Hay historias que no por conocidas dejan de resultar estremecedoras. La que me produjo anoche la misma conmoción que cuando la escuché por primera vez tiene como protagonista a un niño que, ajeno a casi todo lo que rodea y aun define sus circunstancias vitales, está a punto de salir a jugar con sus amigos. Igual que todas las tardes, abre la puerta de casa y comienza a bajar las escaleras. A la altura de uno de los rellanos, se cruza con un hombre al que no conoce. Trae una pequeña maleta, como si volviera de un viaje, pero lo que al niño le llama la atención es su enclenque figura, baja y desgarbada, y sus facciones, que hacen de él un individuo feúcho y en absoluto memorable.
El niño continúa el descenso, alcanza la calle y se reúne con sus amigos en la plaza. Se olvida por completo de la inesperada presencia en el rellano y durante el resto de la tarde se entrega, con la despreocupación acostumbrada, a unos juegos cuyas reglas no admiten errores y en los que siempre queda muy claro dónde están los buenos y en qué bando se alinean los malos. Cuando el cielo empieza a oscurecerse, la voz materna pronuncia su nombre desde una de las ventanas y el niño comprende que ha llegado la hora de regresar a casa. Al abrir la puerta de su vivienda, encuentra dentro, junto a su madre, al hombre con el que se había cruzado unas horas antes en el rellano. Descubre entonces que se trata de su propio padre, a quien él nunca había visto y que acaba de regresar de la cárcel, donde estuvo encerrado varios años por su afección a una causa perdida.
El tiempo de esta historia es el de la posguerra española.
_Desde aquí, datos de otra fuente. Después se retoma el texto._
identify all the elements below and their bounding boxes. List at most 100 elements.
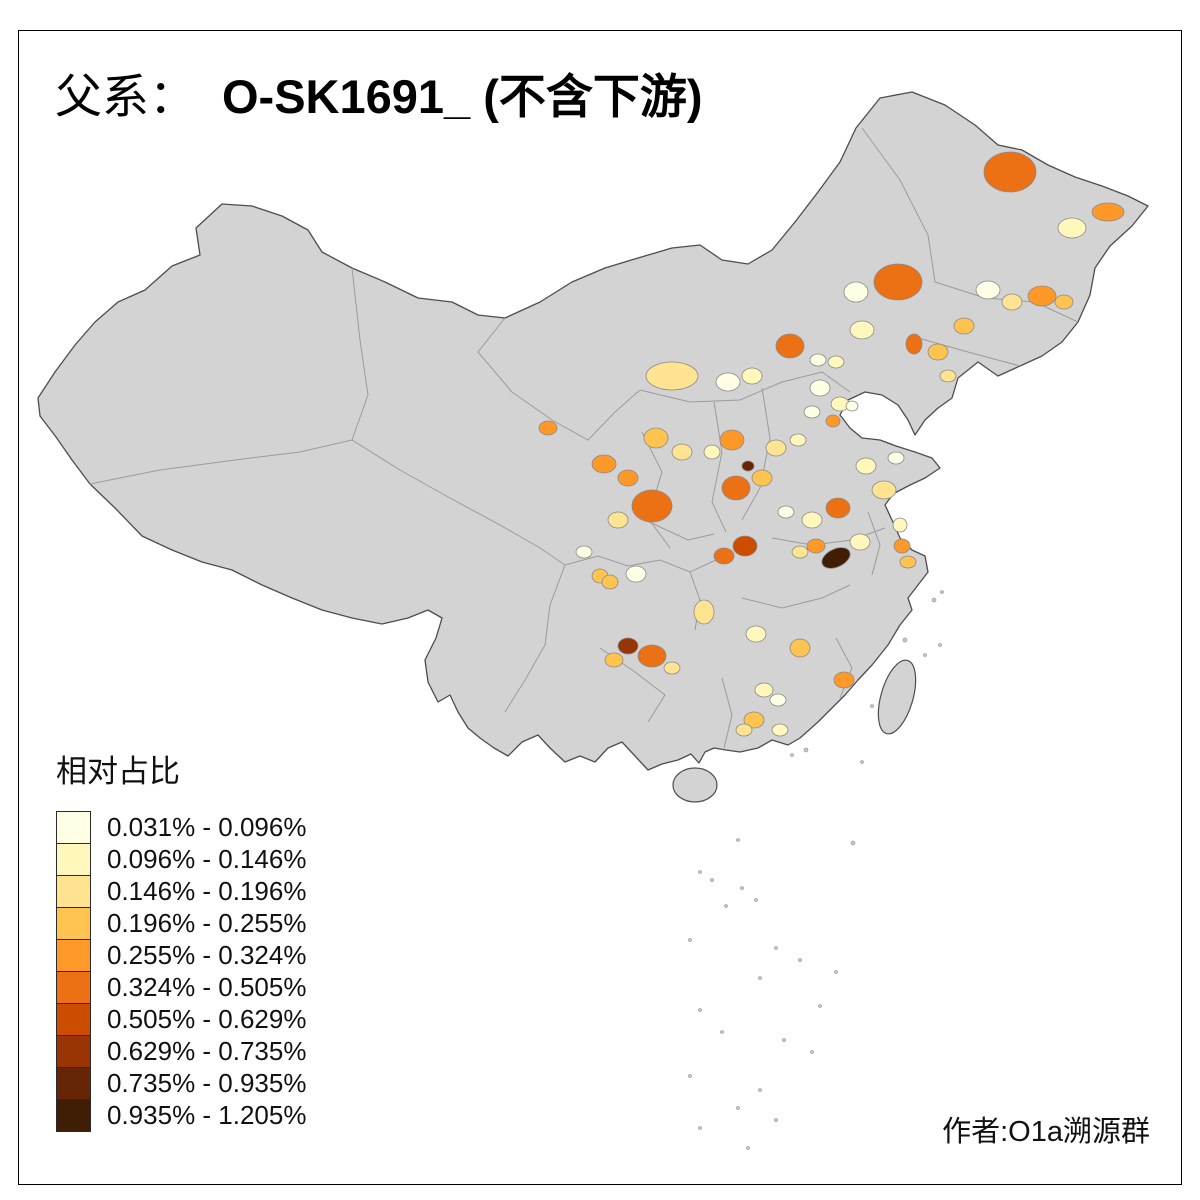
map-region xyxy=(637,644,667,668)
island-speck xyxy=(698,1126,702,1130)
island-speck xyxy=(938,643,942,647)
map-region xyxy=(833,671,855,689)
taiwan-island xyxy=(877,659,917,735)
map-region xyxy=(809,379,831,397)
island-speck xyxy=(698,870,702,874)
legend-row: 0.255% - 0.324% xyxy=(56,939,306,972)
map-region xyxy=(843,281,869,303)
map-region xyxy=(892,517,908,533)
legend-swatch xyxy=(56,939,91,972)
map-region xyxy=(765,439,787,457)
mainland-outline xyxy=(37,91,1149,771)
island-speck xyxy=(870,704,874,708)
map-region xyxy=(538,420,558,436)
map-region xyxy=(983,151,1037,193)
legend: 相对占比 0.031% - 0.096% 0.096% - 0.146% 0.146… xyxy=(56,746,306,1132)
map-region xyxy=(617,469,639,487)
author-credit: 作者:O1a溯源群 xyxy=(942,1116,1150,1148)
island-speck xyxy=(698,1008,702,1012)
island-speck xyxy=(860,760,864,764)
legend-swatch xyxy=(56,811,91,844)
island-speck xyxy=(688,1074,692,1078)
map-region xyxy=(645,361,699,391)
island-speck xyxy=(710,878,714,882)
map-region xyxy=(1001,293,1023,311)
map-region xyxy=(927,343,949,361)
map-region xyxy=(775,333,805,359)
island-speck xyxy=(724,904,728,908)
island-speck xyxy=(803,747,809,753)
legend-swatch xyxy=(56,907,91,940)
legend-title: 相对占比 xyxy=(56,754,180,789)
map-region xyxy=(845,400,859,412)
island-speck xyxy=(902,637,908,643)
title-prefix: 父系： xyxy=(55,70,196,123)
map-region xyxy=(732,535,758,557)
island-speck xyxy=(758,1088,762,1092)
legend-label: 0.196% - 0.255% xyxy=(107,908,307,938)
map-region xyxy=(601,574,619,590)
island-speck xyxy=(834,970,838,974)
map-region xyxy=(607,511,629,529)
legend-label: 0.505% - 0.629% xyxy=(107,1004,307,1034)
map-region xyxy=(703,444,721,460)
title-main: O-SK1691_ (不含下游) xyxy=(222,70,703,123)
map-region xyxy=(777,505,795,519)
legend-swatch xyxy=(56,971,91,1004)
legend-row: 0.031% - 0.096% xyxy=(56,811,306,844)
map-region xyxy=(715,372,741,392)
map-region xyxy=(873,263,923,301)
map-region xyxy=(743,711,765,729)
legend-label: 0.255% - 0.324% xyxy=(107,940,307,970)
island-speck xyxy=(931,597,937,603)
map-region xyxy=(591,454,617,474)
island-speck xyxy=(782,1038,786,1042)
island-speck xyxy=(774,1118,778,1122)
map-region xyxy=(806,538,826,554)
map-region xyxy=(693,599,715,625)
map-region xyxy=(745,625,767,643)
island-speck xyxy=(688,938,692,942)
map-region xyxy=(825,414,841,428)
map-region xyxy=(617,637,639,655)
map-region xyxy=(713,547,735,565)
map-region xyxy=(825,497,851,519)
legend-label: 0.096% - 0.146% xyxy=(107,844,307,874)
map-region xyxy=(809,353,827,367)
map-region xyxy=(855,457,877,475)
map-region xyxy=(893,538,911,554)
map-region xyxy=(801,511,823,529)
legend-label: 0.735% - 0.935% xyxy=(107,1068,307,1098)
island-speck xyxy=(810,1050,814,1054)
legend-swatch xyxy=(56,1067,91,1100)
map-region xyxy=(827,355,845,369)
map-region xyxy=(887,451,905,465)
legend-label: 0.031% - 0.096% xyxy=(107,812,307,842)
legend-swatch xyxy=(56,1003,91,1036)
map-region xyxy=(1027,285,1057,307)
map-region xyxy=(789,638,811,658)
map-region xyxy=(643,427,669,449)
map-region xyxy=(769,693,787,707)
legend-label: 0.629% - 0.735% xyxy=(107,1036,307,1066)
island-speck xyxy=(850,840,856,846)
island-speck xyxy=(746,1146,750,1150)
legend-label: 0.324% - 0.505% xyxy=(107,972,307,1002)
plot-title: 父系： O-SK1691_ (不含下游) xyxy=(55,58,703,127)
map-region xyxy=(631,489,673,523)
legend-swatch xyxy=(56,843,91,876)
map-region xyxy=(741,367,763,385)
legend-label: 0.146% - 0.196% xyxy=(107,876,307,906)
map-region xyxy=(721,475,751,501)
map-region xyxy=(791,545,809,559)
island-speck xyxy=(818,1004,822,1008)
choropleth-regions xyxy=(538,151,1125,737)
island-speck xyxy=(740,886,744,890)
map-region xyxy=(604,652,624,668)
map-region xyxy=(849,533,871,551)
island-speck xyxy=(798,958,802,962)
legend-row: 0.096% - 0.146% xyxy=(56,843,306,876)
legend-swatch xyxy=(56,1099,91,1132)
map-region xyxy=(575,545,593,559)
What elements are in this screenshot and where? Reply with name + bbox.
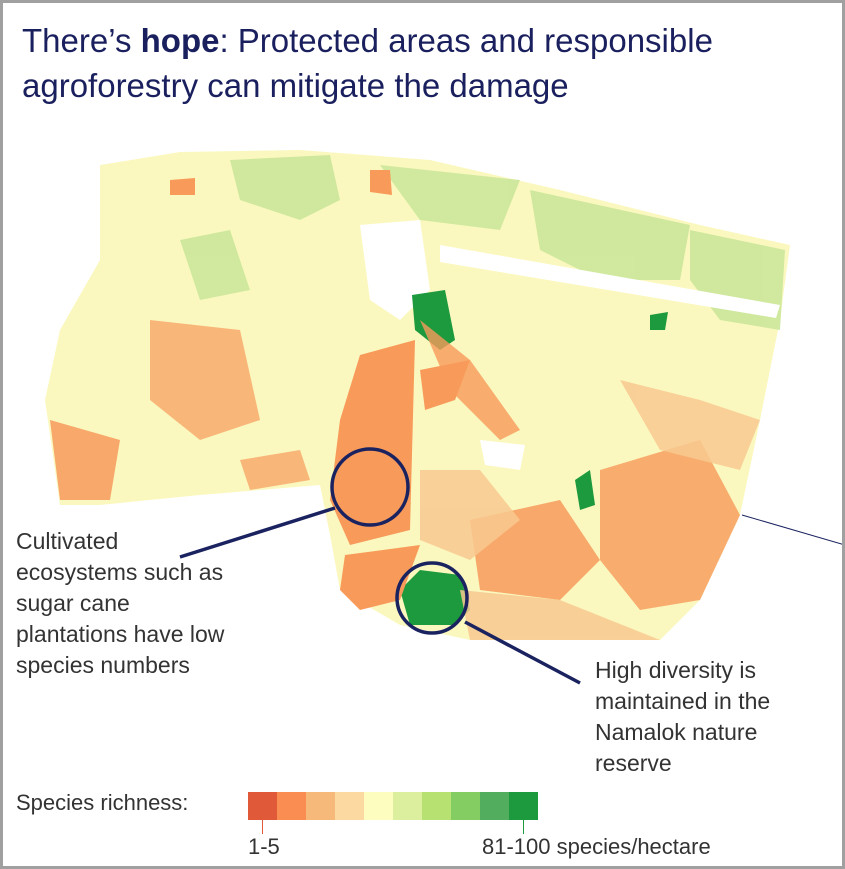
legend-swatch xyxy=(306,792,335,820)
legend-swatch xyxy=(509,792,538,820)
light-orange-patches xyxy=(420,380,760,640)
title-emphasis: hope xyxy=(140,22,220,59)
legend-swatch xyxy=(364,792,393,820)
legend-label: Species richness: xyxy=(16,790,189,815)
callout-line-reserve xyxy=(464,620,581,685)
page-title: There’s hope: Protected areas and respon… xyxy=(22,22,713,104)
legend-swatch xyxy=(248,792,277,820)
annotation-reserve: High diversity is maintained in the Nama… xyxy=(595,657,771,776)
legend-swatch xyxy=(422,792,451,820)
thin-boundary-line xyxy=(741,514,845,546)
callout-circle-cultivated xyxy=(330,447,410,527)
callout-circle-reserve xyxy=(395,561,469,635)
legend-tick-low xyxy=(262,820,263,834)
legend-tick-high xyxy=(523,820,524,834)
legend-swatch xyxy=(335,792,364,820)
white-gaps xyxy=(360,220,780,470)
legend-swatch xyxy=(277,792,306,820)
legend-high-label: 81-100 species/hectare xyxy=(482,834,711,859)
legend-swatch xyxy=(480,792,509,820)
legend-low-label: 1-5 xyxy=(248,834,280,859)
annotation-cultivated: Cultivated ecosystems such as sugar cane… xyxy=(16,528,225,678)
legend-swatch xyxy=(393,792,422,820)
callout-line-cultivated xyxy=(179,506,336,559)
legend-swatch xyxy=(451,792,480,820)
dark-green-patches xyxy=(400,290,668,625)
green-patches-north xyxy=(180,155,785,330)
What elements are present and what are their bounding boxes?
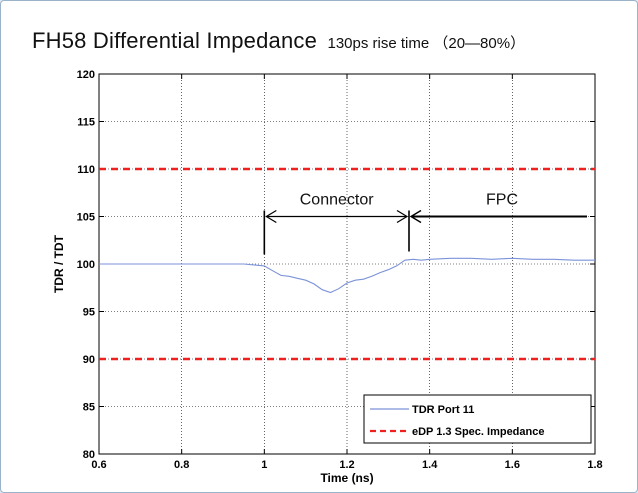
y-tick-label: 95: [83, 307, 95, 319]
x-axis-label: Time (ns): [320, 471, 373, 485]
series-line-tdr: [99, 257, 595, 294]
connector-arrow-left: [265, 209, 277, 224]
y-tick-label: 120: [77, 69, 95, 81]
y-tick-label: 115: [77, 117, 95, 129]
y-tick-label: 110: [77, 164, 95, 176]
fpc-arrow-left: [409, 209, 422, 224]
x-tick-label: 0.8: [174, 459, 189, 471]
connector-label: Connector: [300, 192, 374, 209]
y-tick-label: 90: [83, 354, 95, 366]
connector-arrow-right: [396, 209, 409, 224]
legend-label-tdr: TDR Port 11: [412, 404, 474, 416]
y-tick-label: 105: [77, 212, 95, 224]
y-axis-label: TDR / TDT: [52, 234, 66, 293]
chart-subtitle: 130ps rise time （20—80%）: [327, 35, 526, 52]
x-tick-label: 1.4: [422, 459, 438, 471]
fpc-label: FPC: [486, 192, 518, 209]
y-tick-label: 80: [83, 449, 95, 461]
legend: TDR Port 11 eDP 1.3 Spec. Impedance: [363, 394, 592, 444]
axis-ticks: 0.6 0.8 1 1.2 1.4 1.6 1.8 80 85 90 95 100 105 110 115 1…: [77, 69, 603, 471]
x-tick-label: 1.6: [505, 459, 520, 471]
y-tick-label: 85: [83, 402, 95, 414]
x-tick-label: 1.2: [339, 459, 354, 471]
x-tick-label: 0.6: [91, 459, 106, 471]
x-tick-label: 1.8: [587, 459, 602, 471]
series-layer: [99, 167, 595, 361]
chart-title: FH58 Differential Impedance: [32, 28, 318, 53]
legend-label-spec: eDP 1.3 Spec. Impedance: [412, 426, 544, 438]
annotations: Connector FPC: [263, 192, 587, 255]
chart-title-row: FH58 Differential Impedance 130ps rise t…: [32, 28, 525, 54]
x-tick-label: 1: [261, 459, 267, 471]
y-tick-label: 100: [77, 259, 95, 271]
legend-box: [363, 394, 592, 444]
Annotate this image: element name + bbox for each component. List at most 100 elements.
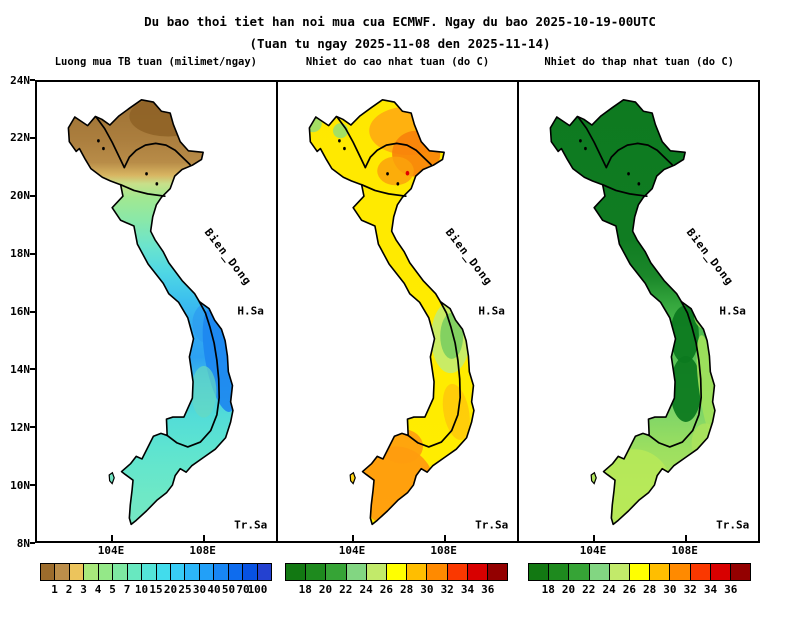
truong-sa-label: Tr.Sa <box>234 518 268 532</box>
lon-tick <box>593 535 596 541</box>
colorbar-cell <box>97 564 113 580</box>
colorbar-tick-label: 15 <box>149 583 163 596</box>
lat-tick-label: 20N <box>10 189 30 203</box>
colorbar-tick-label: 10 <box>134 583 149 596</box>
colorbar-cell <box>588 564 609 580</box>
colorbar-cell <box>256 564 271 580</box>
tmin-colorbar-labels: 18 20 22 24 26 28 30 32 34 36 <box>528 583 751 597</box>
colorbar-tick-label: 5 <box>109 583 116 596</box>
colorbar-cell <box>83 564 98 580</box>
colorbar-cell <box>198 564 214 580</box>
panel-title-tmin: Nhiet do thap nhat tuan (do C) <box>544 56 734 68</box>
colorbar-cell <box>548 564 569 580</box>
colorbar-cell <box>669 564 690 580</box>
colorbar-tick-label: 7 <box>123 583 131 596</box>
colorbar-cell <box>486 564 508 580</box>
colorbar-tick-label: 70 <box>236 583 250 596</box>
colorbar-tick-label: 4 <box>94 583 102 596</box>
colorbar-cell <box>709 564 730 580</box>
lon-tick-label: 104E <box>579 544 607 557</box>
colorbar-tick-label: 34 <box>460 583 475 596</box>
lat-tick-label: 14N <box>10 362 30 376</box>
lon-tick-label: 104E <box>97 544 125 557</box>
colorbar-cell <box>365 564 386 580</box>
lat-tick-label: 18N <box>10 247 30 261</box>
colorbar-tick-label: 28 <box>400 583 414 596</box>
lat-tick <box>30 194 35 197</box>
hoang-sa-label: H.Sa <box>719 304 746 318</box>
colorbar-cell <box>649 564 670 580</box>
lon-tick-label: 108E <box>189 544 216 557</box>
colorbar-cell <box>305 564 326 580</box>
panel-title-tmax: Nhiet do cao nhat tuan (do C) <box>305 56 490 68</box>
colorbar-tick-label: 30 <box>420 583 434 596</box>
lon-tick-label: 108E <box>671 544 698 557</box>
colorbar-cell <box>345 564 366 580</box>
colorbar-tick-label: 100 <box>247 583 268 596</box>
lat-tick <box>30 79 35 81</box>
tmin-map <box>519 82 758 541</box>
panel-title-rain: Luong mua TB tuan (milimet/ngay) <box>54 56 257 68</box>
lat-tick-label: 8N <box>16 536 30 550</box>
colorbar-cell <box>729 564 751 580</box>
colorbar-cell <box>54 564 69 580</box>
lat-tick <box>30 252 35 255</box>
colorbar-cell <box>155 564 170 580</box>
lon-tick <box>684 535 687 541</box>
lat-tick <box>30 542 35 544</box>
figure-title: Du bao thoi tiet han noi mua cua ECMWF. … <box>144 14 656 29</box>
map-panels: Bien_Dong H.Sa Tr.Sa 104E 108E Bien_Dong … <box>35 80 760 557</box>
panel-tmax: Bien_Dong H.Sa Tr.Sa 104E 108E <box>276 82 517 557</box>
lon-tick <box>202 535 205 541</box>
colorbar-tick-label: 40 <box>207 583 221 596</box>
tmin-colorbar <box>528 563 751 581</box>
tmax-colorbar-labels: 18 20 22 24 26 28 30 32 34 36 <box>285 583 508 597</box>
rain-map <box>37 82 276 541</box>
hoang-sa-label: H.Sa <box>237 304 264 318</box>
colorbar-tick-label: 30 <box>663 583 677 596</box>
colorbar-cell <box>426 564 447 580</box>
colorbar-tick-label: 36 <box>481 583 495 596</box>
colorbar-cell <box>169 564 185 580</box>
lon-tick <box>111 535 114 541</box>
colorbar-tick-label: 1 <box>51 583 58 596</box>
colorbar-cell <box>227 564 243 580</box>
colorbar-tick-label: 22 <box>339 583 353 596</box>
colorbar-tick-label: 34 <box>703 583 718 596</box>
colorbar-tick-label: 3 <box>80 583 87 596</box>
truong-sa-label: Tr.Sa <box>475 518 509 532</box>
colorbar-cell <box>325 564 346 580</box>
hoang-sa-label: H.Sa <box>478 304 505 318</box>
colorbar-tick-label: 32 <box>440 583 454 596</box>
colorbar-cell <box>41 564 55 580</box>
tmax-colorbar <box>285 563 508 581</box>
colorbar-cell <box>689 564 710 580</box>
lat-tick-label: 16N <box>10 305 30 318</box>
colorbar-cell <box>568 564 589 580</box>
colorbar-cell <box>286 564 306 580</box>
colorbar-cell <box>68 564 84 580</box>
lat-tick <box>30 310 35 313</box>
colorbar-tick-label: 2 <box>65 583 73 596</box>
colorbar-cell <box>141 564 156 580</box>
lat-tick-label: 24N <box>10 73 30 87</box>
colorbar-tick-label: 18 <box>298 583 312 596</box>
colorbar-tick-label: 26 <box>622 583 636 596</box>
panel-rain: Bien_Dong H.Sa Tr.Sa 104E 108E <box>37 82 276 557</box>
colorbar-tick-label: 36 <box>724 583 738 596</box>
lon-tick-label: 104E <box>338 544 366 557</box>
lon-tick-label: 108E <box>430 544 457 557</box>
tmax-map <box>278 82 517 541</box>
lat-tick <box>30 368 35 371</box>
colorbar-cell <box>184 564 199 580</box>
colorbar-tick-label: 24 <box>359 583 373 596</box>
figure-subtitle: (Tuan tu ngay 2025-11-08 den 2025-11-14) <box>249 36 551 51</box>
colorbar-tick-label: 20 <box>318 583 333 596</box>
colorbar-tick-label: 22 <box>582 583 596 596</box>
colorbar-tick-label: 25 <box>178 583 192 596</box>
lat-tick <box>30 426 35 429</box>
panel-titles: Luong mua TB tuan (milimet/ngay) Nhiet d… <box>35 56 760 68</box>
colorbar-tick-label: 20 <box>561 583 576 596</box>
lat-tick-label: 22N <box>10 131 30 145</box>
El escenario, el barrio chino de Barcelona. Su protagonista, el niño que conoció a su propio padre cuando éste regresó de cumplir condena en un atardecer cualquiera de aquel tiempo tan gris, se acabaría convirtiendo en el escritor Manuel Vázquez Montalbán, que cimentó toda su obra sobre esa anécdota de infancia en la que siempre entendió que latía una verdad esencial sobre sí mismo.